What's less clear is the % split between the three types...
Posted by: john b | April 09, 2009 at 11:01 AM
I became involved as a bystander in a vicious fight that broke out in a local commuter train. Waiting to give evidence as a witness at a local magistrates court in a subsequent trial, I struck up a conversation about police-public relations with a member of the Transport Police who was also waiting - and who quickly reminded me that we mustn't discuss the particular case.
One of the especially memorable things he said was that the public tends to forget that the police spend much of their time dealing with the nastiest members of society.
He worked out of the HQ of the Transport Police near to Victoria Station in London. So concerned was he to protect his family from potential pressures generated by his work that he commuted to work from the family home kept well away from London in Milton Keynes.

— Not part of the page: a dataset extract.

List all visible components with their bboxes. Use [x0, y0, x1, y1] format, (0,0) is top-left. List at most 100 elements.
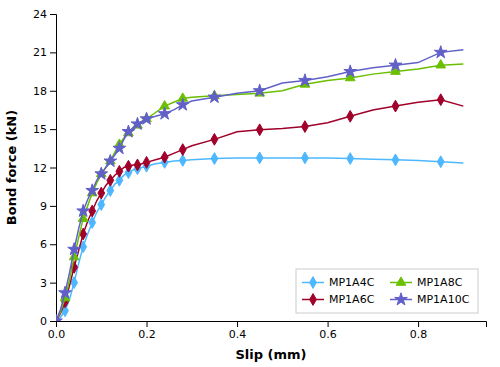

Posted by: Bob B | April 09, 2009 at 01:34 PM
john b on who would be a copper: "3) community-spirited types who believe they can genuinely make a difference."
Twenty odd years ago, I knew two lefty liberal types who had joined two different constabularies (Met and Nottinghamshire) with the ambition to make a difference. Both failed their probationary period and felt that it was down to their low arrest rate. I reckon that their careers would have been even shorter today.
Posted by: charlieman | April 09, 2009 at 08:07 PM
"And I thought I was misanthropic."
You thought correctly...
"Since when was being shocked by someone's death something to take the piss out of?"
Who's taking the piss? Not me - not Chris, as far as I can see. This video: if anyone finds this behaviour by the police extraordinary, then they have, you have, lived a very sheltered life and that is that.
Posted by: Shuggy | April 10, 2009 at 12:15 AM
A mate of mine is trying to join the police, and his motivation is probably number 2, it's either work in the police or work in a supermarket on minimum wage. For people who don't mind a bleep test, it seems like a no-brainer to me.
I think you can add another number to the list though, people who join the police because they have an ego the size of a garage.
"Well if you must know, I'm a policeman..." [pauses for impressed looks of idolisation]
Saying that, I looked at joining the police about 6 months back, and my motivation was good pension (which you get after 30 years if I'm not mistaken), variety in your work and, yes, a decent chat-up line.
Posted by: Tom Addison | April 10, 2009 at 09:56 AM
It's just gets me how you can have a situation recorded on video with obvious implications of police brutality and the response is to cover it up by saying that the officer was doing his job and not out of line. When a suspect is not combative and is surrendering, is it necessary to kick him in the head or shove him into a wall causing him to go into a comma....lets think long and hard on those instances.
Posted by: Ajlouny | August 14, 2009 at 04:09 AM
And a lot of it reflects a switch from bank deposits to securities; foreigners “other investments” in the UK, http://www.watchgy.com/ mostly bank deposits, fell by £143.2bn in Q1. And of course there’s no guarantee such buying will continue.
http://www.watchgy.com/tag-heuer-c-24.html
http://www.watchgy.com/rolex-submariner-c-8.html
Posted by: rolex replica | December 27, 2009 at 04:13 PM
Can anyone tell me does a police officer still receive his full pension after he has committed a crime and spent several years in jail for it?